Hot-reload / Vite integration

Call dispose() to remove handlers before the module is replaced:

// api.ts (main process, Vite HMR setup)
export const api = defineIpcApi({ /* ... */ });

if (import.meta.hot) {
  import.meta.hot.dispose(() => api.dispose());
}

Security

  • contextIsolation: true and sandbox: true are fully supported.
  • ipcRenderer is never exposed to the renderer.
  • Channel names are derived from object keys at registration time. Dynamic or injected channel strings are not possible.
  • IpcMainInvokeEvent and IpcRendererEvent are stripped before user code sees them.

Contributing

pnpm install       # install deps
pnpm run check     # lint + typecheck
pnpm run lint      # ESLint
pnpm run typecheck # tsc --noEmit
pnpm test          # vitest run
pnpm run build     # tsup

All four checks must pass on every pull request (enforced by CI).


GitHub workflows

| Workflow | File | Trigger | What it does | |---|---|---|---| | CI | .github/workflows/ci.yml | Push and pull request on main | Runs static checks (lint, typecheck), tests (Node 18/20/22), and build artefact verification | | CodeQL | .github/workflows/codeql.yml | Push, pull request on main, weekly schedule | Runs GitHub CodeQL with security-extended queries for JavaScript/TypeScript |

CI pipeline layout

  1. check job: pnpm run check (lint + typecheck + type tests).
  2. test job: pnpm test on Node 18, 20, and 22.
  3. build job: pnpm run build and verifies expected files in dist/.

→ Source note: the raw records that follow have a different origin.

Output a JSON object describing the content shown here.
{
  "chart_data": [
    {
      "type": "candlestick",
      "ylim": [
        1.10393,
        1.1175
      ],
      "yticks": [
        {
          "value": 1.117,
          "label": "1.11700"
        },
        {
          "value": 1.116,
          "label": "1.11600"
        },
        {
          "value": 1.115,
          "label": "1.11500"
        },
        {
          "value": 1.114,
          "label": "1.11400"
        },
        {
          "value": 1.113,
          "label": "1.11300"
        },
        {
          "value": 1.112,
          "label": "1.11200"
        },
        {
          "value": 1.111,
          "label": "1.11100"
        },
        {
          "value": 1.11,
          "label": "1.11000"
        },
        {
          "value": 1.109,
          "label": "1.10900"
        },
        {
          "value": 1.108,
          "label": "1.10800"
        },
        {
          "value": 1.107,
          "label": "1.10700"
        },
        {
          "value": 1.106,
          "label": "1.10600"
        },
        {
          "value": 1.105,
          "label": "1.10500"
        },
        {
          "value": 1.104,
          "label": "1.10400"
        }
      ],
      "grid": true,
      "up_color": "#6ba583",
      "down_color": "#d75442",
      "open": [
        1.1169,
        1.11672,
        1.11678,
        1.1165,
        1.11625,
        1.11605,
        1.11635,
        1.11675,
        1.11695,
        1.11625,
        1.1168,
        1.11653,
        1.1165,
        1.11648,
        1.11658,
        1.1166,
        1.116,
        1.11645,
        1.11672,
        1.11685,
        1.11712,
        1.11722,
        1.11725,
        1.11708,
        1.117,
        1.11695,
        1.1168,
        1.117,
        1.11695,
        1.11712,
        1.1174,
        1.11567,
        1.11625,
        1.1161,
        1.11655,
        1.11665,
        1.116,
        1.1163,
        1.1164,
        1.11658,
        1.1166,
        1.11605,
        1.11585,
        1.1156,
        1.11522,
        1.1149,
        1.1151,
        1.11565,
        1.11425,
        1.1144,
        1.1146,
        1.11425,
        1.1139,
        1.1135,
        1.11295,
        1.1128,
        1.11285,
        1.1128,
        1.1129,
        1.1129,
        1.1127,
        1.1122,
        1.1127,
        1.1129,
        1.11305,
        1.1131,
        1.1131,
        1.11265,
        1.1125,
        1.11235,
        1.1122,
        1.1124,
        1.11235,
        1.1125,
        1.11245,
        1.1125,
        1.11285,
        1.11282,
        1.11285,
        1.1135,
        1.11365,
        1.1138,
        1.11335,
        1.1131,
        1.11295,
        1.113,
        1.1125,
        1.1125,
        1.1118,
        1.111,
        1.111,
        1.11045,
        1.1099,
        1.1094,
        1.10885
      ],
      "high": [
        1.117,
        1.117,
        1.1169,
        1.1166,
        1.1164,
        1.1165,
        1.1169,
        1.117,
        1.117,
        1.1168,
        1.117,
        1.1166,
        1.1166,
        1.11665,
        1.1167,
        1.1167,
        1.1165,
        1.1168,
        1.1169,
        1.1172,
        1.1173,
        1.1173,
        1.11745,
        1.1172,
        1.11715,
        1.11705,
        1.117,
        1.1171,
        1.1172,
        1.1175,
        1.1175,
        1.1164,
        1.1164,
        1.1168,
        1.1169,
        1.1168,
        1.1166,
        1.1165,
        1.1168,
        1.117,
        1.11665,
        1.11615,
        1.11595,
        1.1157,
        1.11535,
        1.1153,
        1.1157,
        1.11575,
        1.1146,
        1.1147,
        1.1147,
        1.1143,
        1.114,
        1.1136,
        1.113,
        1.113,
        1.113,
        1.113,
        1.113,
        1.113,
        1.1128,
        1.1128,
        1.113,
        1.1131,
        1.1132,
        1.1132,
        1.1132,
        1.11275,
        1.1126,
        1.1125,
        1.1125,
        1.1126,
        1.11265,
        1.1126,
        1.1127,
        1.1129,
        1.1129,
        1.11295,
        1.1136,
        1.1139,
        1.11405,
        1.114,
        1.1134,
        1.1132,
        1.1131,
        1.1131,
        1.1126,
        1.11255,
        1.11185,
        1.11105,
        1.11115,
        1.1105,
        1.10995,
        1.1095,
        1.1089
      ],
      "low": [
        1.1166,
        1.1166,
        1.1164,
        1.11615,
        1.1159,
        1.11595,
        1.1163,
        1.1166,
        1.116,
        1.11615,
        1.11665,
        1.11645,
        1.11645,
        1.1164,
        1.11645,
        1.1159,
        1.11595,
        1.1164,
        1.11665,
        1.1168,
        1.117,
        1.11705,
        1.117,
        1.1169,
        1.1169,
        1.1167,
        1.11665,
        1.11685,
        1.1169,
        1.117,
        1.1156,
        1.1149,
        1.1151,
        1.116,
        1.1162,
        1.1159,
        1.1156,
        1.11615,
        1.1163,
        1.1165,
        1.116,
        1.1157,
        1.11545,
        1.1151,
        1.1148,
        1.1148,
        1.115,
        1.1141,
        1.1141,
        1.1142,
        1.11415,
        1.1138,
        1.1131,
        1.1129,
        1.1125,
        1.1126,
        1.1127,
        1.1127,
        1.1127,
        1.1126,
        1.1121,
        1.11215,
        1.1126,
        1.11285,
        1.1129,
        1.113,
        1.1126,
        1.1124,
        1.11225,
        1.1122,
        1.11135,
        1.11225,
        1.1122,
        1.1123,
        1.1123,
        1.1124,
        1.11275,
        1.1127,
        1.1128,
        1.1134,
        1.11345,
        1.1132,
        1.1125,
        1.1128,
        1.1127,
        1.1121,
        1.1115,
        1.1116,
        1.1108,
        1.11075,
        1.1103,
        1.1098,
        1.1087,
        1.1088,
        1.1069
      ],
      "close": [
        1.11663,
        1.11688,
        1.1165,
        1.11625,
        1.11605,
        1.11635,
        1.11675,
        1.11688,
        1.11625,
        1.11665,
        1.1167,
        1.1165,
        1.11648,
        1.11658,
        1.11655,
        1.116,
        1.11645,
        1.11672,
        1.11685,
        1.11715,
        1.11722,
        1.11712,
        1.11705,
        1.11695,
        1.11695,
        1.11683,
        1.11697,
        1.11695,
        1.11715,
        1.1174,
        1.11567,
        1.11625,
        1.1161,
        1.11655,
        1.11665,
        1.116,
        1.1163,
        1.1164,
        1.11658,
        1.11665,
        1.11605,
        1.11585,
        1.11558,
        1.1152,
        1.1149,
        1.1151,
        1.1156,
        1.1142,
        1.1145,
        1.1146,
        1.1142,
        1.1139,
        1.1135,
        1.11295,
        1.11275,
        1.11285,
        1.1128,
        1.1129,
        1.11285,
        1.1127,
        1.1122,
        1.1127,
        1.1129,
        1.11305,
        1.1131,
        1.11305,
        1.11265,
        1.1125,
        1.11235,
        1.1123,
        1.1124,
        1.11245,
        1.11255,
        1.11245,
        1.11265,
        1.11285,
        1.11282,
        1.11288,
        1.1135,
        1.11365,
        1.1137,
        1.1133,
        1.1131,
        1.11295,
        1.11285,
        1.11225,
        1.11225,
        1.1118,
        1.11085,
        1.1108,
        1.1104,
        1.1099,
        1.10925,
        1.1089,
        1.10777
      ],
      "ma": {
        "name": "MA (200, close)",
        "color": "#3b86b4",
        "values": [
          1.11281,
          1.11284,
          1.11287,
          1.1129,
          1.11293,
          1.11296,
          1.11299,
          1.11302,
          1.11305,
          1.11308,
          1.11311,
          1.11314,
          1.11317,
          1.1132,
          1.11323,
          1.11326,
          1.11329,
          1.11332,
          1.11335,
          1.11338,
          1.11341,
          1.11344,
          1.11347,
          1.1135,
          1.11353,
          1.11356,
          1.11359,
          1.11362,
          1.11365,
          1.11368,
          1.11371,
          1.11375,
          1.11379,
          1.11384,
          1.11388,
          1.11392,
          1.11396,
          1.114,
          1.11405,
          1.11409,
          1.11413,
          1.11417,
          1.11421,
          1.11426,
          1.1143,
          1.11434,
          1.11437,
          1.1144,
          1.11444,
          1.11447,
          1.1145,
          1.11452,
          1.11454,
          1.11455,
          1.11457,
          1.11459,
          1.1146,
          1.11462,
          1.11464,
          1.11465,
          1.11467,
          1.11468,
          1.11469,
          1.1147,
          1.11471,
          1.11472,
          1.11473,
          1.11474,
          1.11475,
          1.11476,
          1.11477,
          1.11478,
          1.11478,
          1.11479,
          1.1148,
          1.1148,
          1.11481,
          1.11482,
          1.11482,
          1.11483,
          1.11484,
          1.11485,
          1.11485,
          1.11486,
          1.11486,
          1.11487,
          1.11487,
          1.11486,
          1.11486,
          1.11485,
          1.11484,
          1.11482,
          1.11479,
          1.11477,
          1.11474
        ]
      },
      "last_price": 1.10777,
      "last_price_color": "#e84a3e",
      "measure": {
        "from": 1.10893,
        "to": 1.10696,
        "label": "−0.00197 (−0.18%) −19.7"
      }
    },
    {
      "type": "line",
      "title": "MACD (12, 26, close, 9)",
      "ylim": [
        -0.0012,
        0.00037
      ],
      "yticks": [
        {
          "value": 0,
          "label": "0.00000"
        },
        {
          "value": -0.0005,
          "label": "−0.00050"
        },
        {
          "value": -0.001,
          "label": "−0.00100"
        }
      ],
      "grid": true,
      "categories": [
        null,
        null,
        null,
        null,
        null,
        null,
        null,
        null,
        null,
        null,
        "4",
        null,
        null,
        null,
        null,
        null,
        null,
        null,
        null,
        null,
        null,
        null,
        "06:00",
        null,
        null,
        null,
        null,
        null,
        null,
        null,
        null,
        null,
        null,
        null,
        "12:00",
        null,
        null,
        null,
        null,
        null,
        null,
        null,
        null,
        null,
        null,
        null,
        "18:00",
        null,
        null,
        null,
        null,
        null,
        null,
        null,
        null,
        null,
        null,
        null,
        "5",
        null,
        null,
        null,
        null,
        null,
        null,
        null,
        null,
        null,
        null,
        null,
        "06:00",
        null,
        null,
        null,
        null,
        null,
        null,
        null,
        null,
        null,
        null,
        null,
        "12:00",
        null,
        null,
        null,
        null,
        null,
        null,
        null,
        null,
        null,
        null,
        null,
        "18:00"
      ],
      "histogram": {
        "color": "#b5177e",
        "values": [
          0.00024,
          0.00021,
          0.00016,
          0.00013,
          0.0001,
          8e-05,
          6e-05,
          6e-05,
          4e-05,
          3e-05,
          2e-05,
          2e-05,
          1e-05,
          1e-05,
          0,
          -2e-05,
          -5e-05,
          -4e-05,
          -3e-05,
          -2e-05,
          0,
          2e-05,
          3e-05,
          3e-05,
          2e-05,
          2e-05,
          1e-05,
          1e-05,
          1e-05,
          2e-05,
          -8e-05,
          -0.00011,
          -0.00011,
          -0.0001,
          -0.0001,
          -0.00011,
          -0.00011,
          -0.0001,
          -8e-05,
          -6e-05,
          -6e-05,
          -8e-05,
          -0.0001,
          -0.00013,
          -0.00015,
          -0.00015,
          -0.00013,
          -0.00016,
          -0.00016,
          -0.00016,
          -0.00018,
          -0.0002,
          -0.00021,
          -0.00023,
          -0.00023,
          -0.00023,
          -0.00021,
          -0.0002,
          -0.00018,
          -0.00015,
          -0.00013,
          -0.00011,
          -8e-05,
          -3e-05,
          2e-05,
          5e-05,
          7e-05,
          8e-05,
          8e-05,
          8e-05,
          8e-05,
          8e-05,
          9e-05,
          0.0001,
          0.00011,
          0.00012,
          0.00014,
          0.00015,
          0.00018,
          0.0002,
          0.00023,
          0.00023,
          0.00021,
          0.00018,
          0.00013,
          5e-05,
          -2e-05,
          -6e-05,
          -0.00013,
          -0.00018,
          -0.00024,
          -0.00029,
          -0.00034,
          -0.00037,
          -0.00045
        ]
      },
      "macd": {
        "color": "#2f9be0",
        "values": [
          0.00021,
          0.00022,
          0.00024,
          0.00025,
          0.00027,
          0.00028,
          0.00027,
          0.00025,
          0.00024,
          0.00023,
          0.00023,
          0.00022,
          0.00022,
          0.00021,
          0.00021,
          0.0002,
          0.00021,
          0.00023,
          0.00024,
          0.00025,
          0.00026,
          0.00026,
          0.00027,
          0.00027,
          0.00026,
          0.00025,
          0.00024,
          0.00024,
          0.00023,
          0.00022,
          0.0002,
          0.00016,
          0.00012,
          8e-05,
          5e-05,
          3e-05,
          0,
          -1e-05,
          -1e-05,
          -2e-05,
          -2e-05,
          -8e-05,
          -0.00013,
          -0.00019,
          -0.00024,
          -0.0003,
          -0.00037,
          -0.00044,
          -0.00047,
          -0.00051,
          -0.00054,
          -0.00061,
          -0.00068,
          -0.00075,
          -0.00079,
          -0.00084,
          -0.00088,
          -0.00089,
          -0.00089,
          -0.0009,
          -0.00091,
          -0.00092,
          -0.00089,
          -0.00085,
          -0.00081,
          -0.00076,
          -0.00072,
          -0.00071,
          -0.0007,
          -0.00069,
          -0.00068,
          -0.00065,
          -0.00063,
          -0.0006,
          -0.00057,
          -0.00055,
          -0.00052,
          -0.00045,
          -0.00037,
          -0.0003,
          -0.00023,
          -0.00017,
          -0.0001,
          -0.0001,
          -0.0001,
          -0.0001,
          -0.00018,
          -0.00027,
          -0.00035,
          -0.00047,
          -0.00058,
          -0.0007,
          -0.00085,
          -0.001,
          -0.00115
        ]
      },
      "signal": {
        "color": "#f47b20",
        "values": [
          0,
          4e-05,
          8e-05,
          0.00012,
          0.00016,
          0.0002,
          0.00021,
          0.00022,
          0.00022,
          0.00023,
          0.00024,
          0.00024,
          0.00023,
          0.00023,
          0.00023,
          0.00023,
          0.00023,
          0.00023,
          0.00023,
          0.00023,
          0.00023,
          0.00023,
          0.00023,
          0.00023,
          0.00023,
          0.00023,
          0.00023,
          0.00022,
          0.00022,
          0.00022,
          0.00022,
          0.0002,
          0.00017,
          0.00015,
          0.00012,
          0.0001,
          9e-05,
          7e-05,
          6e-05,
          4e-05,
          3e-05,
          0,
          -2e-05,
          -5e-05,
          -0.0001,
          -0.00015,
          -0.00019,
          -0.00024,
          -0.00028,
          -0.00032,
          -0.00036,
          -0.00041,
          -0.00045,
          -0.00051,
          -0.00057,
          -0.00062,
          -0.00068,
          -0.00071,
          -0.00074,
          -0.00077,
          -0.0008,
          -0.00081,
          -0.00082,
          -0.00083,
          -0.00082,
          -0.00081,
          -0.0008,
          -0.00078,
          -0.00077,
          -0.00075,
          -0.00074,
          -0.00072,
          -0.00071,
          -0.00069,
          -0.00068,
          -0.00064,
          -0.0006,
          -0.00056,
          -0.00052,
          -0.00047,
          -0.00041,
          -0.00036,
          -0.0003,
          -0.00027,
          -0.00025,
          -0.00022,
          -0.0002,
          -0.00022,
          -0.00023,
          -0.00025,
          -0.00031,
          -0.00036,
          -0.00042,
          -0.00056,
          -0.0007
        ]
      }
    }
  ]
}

The typecheck script uses tsconfig.typecheck.json and is scoped to library code (src/, tests/) so example app files do not block package publishing CI.

Dependabot

Dependabot configuration lives in .github/dependabot.yml.

  • Weekly updates for npm dependencies.
  • Weekly updates for GitHub Actions.
  • Groups development dependency updates to reduce PR noise.
  • Keeps electron pinned for manual review before upgrades.

Local checks

Run these before opening a pull request:

pnpm run check
pnpm test
pnpm run build

Note on impact

In a typical setup with 3 request/response IPC methods and 3 push events, electron-message-bridge usually removes around 35 lines of IPC boilerplate and reduces IPC maintenance surface by roughly 70%.